ESC: Exploration with Soft Commonsense Constraints for Zero-shot Object Navigation
Kaiwen Zhou, Kaizhi Zheng, Connor Pryor, Yilin Shen, Hongxia Jin, Lise Getoor, Xin Eric Wang
TL;DR
The paper addresses zero-shot object navigation by transferring commonsense knowledge from pre-trained vision-language models and large language models to open-world environments. It introduces ESC, which grounds scenes with GLIP, reasons about object-room relations with an LLM, and translates this knowledge into exploration actions via Probabilistic Soft Logic in a frontier-based planner, all without navigation training. ESC achieves state-of-the-art zero-shot results on MP3D, HM3D, and RoboTHOR, significantly outperforming prior zero-shot baselines and narrowing gaps to supervised methods. The approach demonstrates the value of explicitly leveraging pre-trained commonsense for embodied AI tasks and points to future work in expanding relational knowledge and selective fine-tuning. Overall, ESC offers a training-free, generalizable framework for integrating perception, reasoning, and structured exploration in embodied agents.
Abstract
The ability to accurately locate and navigate to a specific object is a crucial capability for embodied agents that operate in the real world and interact with objects to complete tasks. Such object navigation tasks usually require large-scale training in visual environments with labeled objects, which generalizes poorly to novel objects in unknown environments. In this work, we present a novel zero-shot object navigation method, Exploration with Soft Commonsense constraints (ESC), that transfers commonsense knowledge in pre-trained models to open-world object navigation without any navigation experience nor any other training on the visual environments.
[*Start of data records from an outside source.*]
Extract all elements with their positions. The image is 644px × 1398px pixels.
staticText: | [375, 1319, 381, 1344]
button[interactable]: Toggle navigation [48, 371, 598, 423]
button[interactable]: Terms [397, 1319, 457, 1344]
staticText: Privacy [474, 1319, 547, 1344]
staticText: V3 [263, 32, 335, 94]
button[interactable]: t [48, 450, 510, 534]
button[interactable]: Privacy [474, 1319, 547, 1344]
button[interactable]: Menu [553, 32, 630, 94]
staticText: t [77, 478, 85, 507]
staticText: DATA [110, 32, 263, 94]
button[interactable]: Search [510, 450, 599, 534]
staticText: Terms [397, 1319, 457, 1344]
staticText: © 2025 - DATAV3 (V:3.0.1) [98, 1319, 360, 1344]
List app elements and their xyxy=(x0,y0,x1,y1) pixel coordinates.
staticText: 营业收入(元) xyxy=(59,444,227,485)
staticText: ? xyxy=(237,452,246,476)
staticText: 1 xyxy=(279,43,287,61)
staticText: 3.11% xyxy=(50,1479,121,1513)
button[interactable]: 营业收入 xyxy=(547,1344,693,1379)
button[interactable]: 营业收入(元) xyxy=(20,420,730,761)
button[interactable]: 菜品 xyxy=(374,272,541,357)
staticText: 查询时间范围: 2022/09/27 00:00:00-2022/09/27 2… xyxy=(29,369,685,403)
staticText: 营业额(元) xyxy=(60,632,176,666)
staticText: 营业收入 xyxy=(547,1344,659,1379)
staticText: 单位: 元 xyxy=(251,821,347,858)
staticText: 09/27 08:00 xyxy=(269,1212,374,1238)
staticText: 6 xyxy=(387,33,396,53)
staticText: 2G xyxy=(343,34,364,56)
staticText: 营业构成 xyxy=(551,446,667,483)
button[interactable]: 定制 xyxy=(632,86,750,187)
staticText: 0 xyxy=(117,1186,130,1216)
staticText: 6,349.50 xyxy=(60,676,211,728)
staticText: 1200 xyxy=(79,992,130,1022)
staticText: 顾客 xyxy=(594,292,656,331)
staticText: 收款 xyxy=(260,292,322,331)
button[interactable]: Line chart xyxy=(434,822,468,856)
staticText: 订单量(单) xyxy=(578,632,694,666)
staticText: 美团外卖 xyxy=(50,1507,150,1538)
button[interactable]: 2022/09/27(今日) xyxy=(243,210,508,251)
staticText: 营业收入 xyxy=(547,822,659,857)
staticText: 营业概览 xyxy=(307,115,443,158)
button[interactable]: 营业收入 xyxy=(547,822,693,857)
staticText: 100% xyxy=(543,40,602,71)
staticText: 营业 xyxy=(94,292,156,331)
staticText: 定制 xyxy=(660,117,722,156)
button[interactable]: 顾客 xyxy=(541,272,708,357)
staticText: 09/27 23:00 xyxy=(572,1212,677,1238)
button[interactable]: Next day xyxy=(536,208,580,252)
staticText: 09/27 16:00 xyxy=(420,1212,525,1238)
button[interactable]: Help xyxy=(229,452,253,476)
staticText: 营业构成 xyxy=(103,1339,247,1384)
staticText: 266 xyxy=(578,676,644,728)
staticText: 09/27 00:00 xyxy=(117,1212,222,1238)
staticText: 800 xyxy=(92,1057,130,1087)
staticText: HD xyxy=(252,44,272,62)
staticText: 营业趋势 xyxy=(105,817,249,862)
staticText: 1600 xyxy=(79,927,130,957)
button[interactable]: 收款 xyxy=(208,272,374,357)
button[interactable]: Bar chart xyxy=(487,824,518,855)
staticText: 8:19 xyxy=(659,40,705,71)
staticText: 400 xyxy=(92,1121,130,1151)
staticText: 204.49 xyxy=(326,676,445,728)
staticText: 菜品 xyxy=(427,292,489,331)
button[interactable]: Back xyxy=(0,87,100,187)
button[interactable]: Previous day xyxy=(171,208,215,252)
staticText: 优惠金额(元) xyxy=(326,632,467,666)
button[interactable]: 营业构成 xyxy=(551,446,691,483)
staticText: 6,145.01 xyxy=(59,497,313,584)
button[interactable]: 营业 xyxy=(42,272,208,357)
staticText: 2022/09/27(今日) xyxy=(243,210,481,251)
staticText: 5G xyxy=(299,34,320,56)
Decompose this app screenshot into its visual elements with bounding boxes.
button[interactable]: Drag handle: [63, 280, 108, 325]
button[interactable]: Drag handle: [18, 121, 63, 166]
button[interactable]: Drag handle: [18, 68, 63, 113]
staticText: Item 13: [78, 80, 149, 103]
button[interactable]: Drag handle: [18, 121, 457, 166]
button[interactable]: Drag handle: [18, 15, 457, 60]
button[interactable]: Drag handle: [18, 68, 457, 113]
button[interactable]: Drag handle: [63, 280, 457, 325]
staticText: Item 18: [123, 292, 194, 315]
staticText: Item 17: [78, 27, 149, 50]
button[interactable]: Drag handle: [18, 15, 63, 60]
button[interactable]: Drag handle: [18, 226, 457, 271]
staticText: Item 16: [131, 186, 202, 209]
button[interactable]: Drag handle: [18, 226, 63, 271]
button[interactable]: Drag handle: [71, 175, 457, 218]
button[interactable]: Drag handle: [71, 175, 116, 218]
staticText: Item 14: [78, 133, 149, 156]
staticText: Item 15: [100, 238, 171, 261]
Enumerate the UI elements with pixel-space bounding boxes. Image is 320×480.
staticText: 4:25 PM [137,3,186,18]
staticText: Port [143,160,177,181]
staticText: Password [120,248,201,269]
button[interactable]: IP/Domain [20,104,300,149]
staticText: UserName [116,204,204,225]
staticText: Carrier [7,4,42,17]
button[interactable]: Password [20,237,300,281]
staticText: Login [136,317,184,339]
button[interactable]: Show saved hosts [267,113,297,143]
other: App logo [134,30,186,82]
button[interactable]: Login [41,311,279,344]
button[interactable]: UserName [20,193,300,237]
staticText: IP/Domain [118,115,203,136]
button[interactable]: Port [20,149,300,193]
First, ESC leverages a pre-trained vision and language model for open-world prompt-based grounding and a pre-trained commonsense language model for room and object reasoning. Then ESC converts commonsense knowledge into navigation actions by modeling it as soft logic predicates for efficient exploration. Extensive experiments on MP3D, HM3D, and RoboTHOR benchmarks show that our ESC method improves significantly over baselines, and achieves new state-of-the-art results for zero-shot object navigation (e.g., 288% relative Success Rate improvement than CoW on MP3D).